Капитан внезапно посмотрел прямо в том направлении, откуда донесся голос. Я посмотрел туда же. Никого. Когда мы отводили взгляды от того места, они случайно на мгновение пересеклись — словно электричество пробежало между нами. Но старец только тряхнул головой и тут же отвернулся.

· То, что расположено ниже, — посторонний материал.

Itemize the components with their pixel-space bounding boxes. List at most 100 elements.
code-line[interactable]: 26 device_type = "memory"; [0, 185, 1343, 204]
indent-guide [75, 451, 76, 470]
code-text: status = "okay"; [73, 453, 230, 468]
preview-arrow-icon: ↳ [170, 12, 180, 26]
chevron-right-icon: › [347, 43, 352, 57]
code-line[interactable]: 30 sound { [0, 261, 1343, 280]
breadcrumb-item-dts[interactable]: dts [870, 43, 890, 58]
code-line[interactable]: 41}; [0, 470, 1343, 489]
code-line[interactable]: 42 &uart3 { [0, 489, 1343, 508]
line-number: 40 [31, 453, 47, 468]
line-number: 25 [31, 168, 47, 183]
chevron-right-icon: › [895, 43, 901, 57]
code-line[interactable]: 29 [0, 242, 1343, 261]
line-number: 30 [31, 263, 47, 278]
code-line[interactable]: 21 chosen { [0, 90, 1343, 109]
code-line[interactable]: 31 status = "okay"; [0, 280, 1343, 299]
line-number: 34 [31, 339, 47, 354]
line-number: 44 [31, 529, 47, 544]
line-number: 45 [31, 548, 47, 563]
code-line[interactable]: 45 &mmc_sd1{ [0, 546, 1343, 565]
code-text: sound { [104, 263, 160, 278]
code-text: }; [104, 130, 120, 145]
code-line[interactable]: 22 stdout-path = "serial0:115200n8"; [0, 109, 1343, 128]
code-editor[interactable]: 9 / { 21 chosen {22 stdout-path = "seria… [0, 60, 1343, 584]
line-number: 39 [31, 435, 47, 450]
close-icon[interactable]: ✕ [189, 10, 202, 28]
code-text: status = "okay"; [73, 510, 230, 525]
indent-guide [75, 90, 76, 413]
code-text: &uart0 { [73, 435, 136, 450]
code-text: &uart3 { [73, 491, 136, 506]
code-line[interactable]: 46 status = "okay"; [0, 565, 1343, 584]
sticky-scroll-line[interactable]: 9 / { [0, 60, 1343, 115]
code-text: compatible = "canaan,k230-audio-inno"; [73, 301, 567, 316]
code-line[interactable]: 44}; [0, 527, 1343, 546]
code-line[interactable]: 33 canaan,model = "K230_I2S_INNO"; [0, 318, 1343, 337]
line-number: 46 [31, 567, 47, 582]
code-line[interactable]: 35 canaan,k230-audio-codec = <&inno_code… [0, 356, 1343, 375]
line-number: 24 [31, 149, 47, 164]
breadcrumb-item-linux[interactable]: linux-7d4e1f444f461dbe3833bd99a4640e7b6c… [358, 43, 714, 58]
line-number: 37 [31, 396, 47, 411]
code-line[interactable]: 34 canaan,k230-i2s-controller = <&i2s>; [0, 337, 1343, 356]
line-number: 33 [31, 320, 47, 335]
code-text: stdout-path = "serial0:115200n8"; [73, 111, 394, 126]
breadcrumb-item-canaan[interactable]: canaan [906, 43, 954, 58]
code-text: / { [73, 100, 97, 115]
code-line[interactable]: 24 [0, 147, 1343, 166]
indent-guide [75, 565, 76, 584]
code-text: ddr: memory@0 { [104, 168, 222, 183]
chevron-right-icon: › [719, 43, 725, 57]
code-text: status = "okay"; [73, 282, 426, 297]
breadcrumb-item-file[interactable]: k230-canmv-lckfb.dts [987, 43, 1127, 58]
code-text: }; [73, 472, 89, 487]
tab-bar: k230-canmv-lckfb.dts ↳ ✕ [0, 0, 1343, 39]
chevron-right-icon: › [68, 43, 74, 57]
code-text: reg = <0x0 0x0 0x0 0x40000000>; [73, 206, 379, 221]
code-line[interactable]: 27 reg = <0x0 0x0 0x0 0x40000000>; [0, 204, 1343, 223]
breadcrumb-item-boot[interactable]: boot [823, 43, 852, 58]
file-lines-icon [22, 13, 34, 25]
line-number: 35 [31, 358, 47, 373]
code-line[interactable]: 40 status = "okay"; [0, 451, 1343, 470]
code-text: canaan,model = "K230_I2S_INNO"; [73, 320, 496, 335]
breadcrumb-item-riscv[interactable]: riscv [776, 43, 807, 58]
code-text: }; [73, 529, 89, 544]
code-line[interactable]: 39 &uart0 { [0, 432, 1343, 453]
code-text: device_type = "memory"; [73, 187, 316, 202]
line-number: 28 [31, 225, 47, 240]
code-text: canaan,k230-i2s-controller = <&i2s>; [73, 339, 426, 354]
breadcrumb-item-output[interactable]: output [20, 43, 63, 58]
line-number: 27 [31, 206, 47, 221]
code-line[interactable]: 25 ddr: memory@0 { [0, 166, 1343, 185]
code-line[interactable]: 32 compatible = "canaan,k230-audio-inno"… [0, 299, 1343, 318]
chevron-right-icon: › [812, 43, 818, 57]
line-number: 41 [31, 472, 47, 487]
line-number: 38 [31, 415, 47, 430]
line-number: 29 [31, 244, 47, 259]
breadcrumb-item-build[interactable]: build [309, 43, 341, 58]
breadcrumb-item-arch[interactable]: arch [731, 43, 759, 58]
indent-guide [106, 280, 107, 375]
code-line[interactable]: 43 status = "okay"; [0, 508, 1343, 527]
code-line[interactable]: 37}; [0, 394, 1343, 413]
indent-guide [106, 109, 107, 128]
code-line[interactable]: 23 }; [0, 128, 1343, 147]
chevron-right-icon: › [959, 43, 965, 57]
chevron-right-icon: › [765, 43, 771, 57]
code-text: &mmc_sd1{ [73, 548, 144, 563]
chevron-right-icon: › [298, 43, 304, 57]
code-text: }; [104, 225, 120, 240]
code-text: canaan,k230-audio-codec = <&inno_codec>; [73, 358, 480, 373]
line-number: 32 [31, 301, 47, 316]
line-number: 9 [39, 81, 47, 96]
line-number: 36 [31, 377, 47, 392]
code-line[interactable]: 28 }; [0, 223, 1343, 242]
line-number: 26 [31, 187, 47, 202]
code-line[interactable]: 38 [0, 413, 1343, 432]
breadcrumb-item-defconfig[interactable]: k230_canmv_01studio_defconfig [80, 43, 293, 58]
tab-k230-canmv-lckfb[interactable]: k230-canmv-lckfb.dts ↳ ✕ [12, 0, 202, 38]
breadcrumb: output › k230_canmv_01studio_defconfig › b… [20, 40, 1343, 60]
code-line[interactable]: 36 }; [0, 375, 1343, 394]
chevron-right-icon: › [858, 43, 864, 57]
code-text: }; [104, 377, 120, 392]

— Ну и тем лучше! — ворчливо сказал он.
Я услышал что-то вроде всхлипа в том месте, откуда недавно донесся голос Анни.
— Изгнание твое вот-вот закончится, — не то услышал, не то почувствовал я ее слова, обращенные к капитану.
Старик посмотрел в сторону невидимой Анни, и выражение его лица смягчилось. Его бледные губы беззвучно шевельнулись, покуда он глядел на говорящую пустоту. Мне почудилось, что движения его губ сложились в имя «Анни».
— Придется мне покинуть тебя, Перри, — услышал я голос Анни.
— Нет! — воскликнул я.
— Я должна, уж так складывается, — сказала она с грустью в голосе. — Если я хочу, чтобы дверь для По оставалась открытой, я обязана покинуть тебя.
— Не покидай меня. Ты единственный дорогой для меня человек в этой жизни!